Thanks, dear readers, for the comments in reponse to the "Ask Me" post. Keep the suggestions coming!
Both books were a bit on the heavy and grim side, but very well done, well worth reading, and each one haunting in its own right.
The first one was a short debut novel by a young guy who teaches high school in Brooklyn by the name of Ian MacKenzie: City of Strangers. He's a new author for me, of course, but one that I will look for in the future. The book has the feel of a crime thriller and, at the same time, a literary novel about universals of love, loss, guilt, and ambiguity.

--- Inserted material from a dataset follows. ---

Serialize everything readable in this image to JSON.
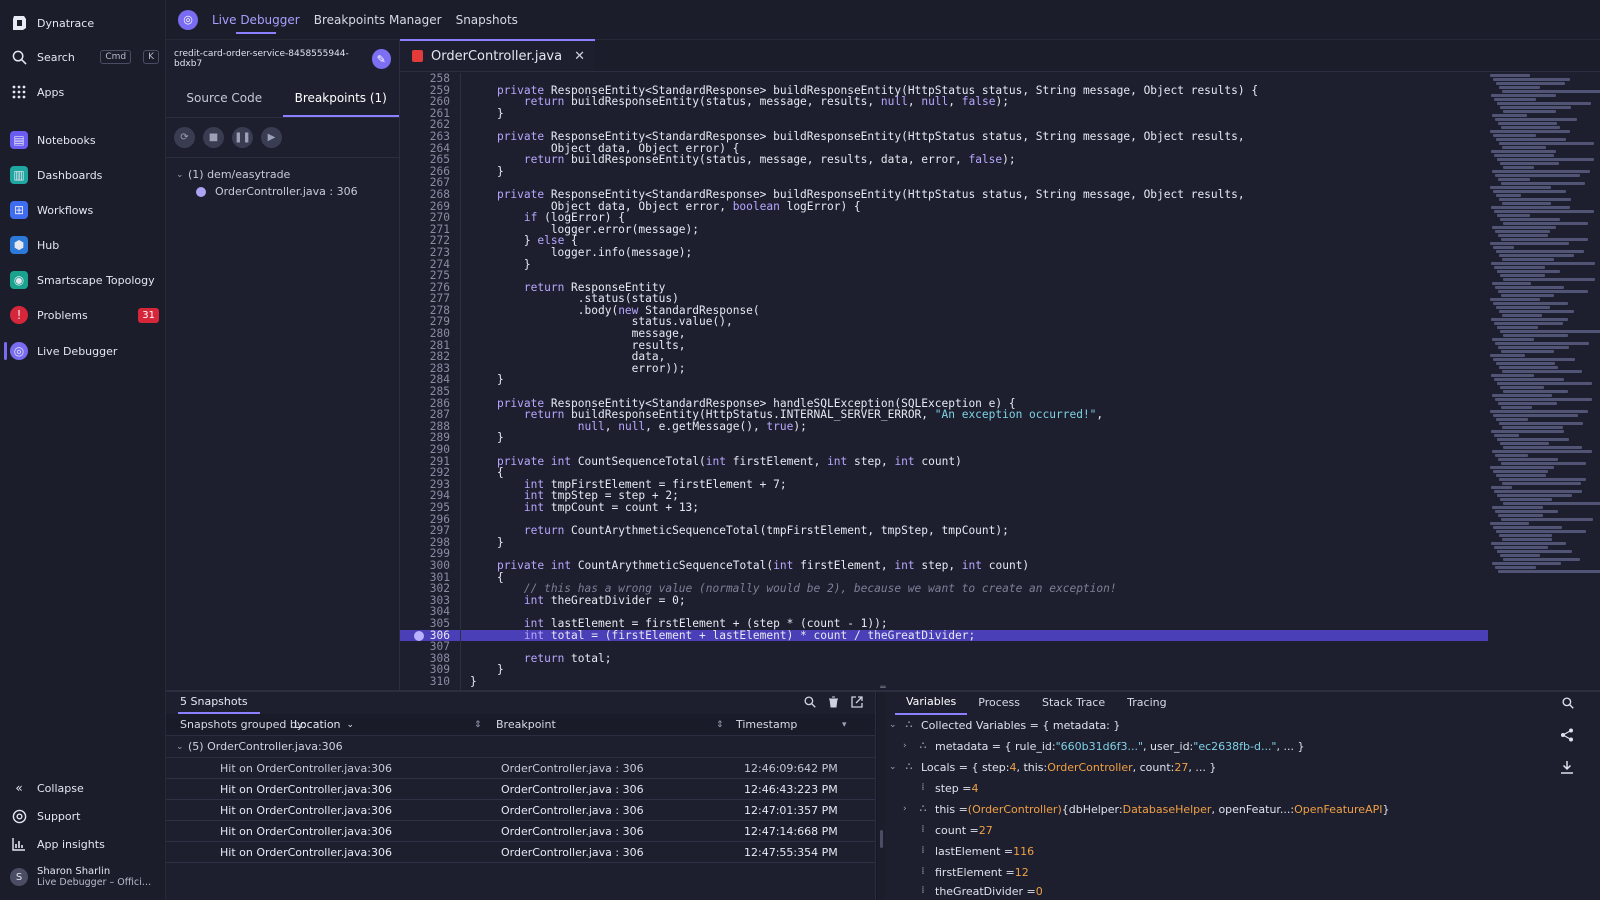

The very contemporary story takes place in New York City, and the atmosphere, the look, and the feel of the city function as an important character in the book. The plot involves two half-brothers, long-estranged from each other and from their single, silent male parent. Now they are dealing with the death of the father, a man once infamous for being an "American Nazi." The older brother, who converted to Judaism and married to a Jewish woman, is a hedge fund guy, with tons of money and drive, but who is facing anguish as his insider dealings are coming to trial. The much younger brother is a freelance writer, down on his luck, broke, and suffering horribly from a recent divorce. He happens upon two drunken brutes beating up a young Middle Eastern guy on the street, and this encounter is only the beginning of increasing complexity and violence. The context is tense, dangerous, brimming with the ethnic pressures of post-911 NYC. The prose is fluid, compelling, and suspenseful. The ending is terrifying and haunting.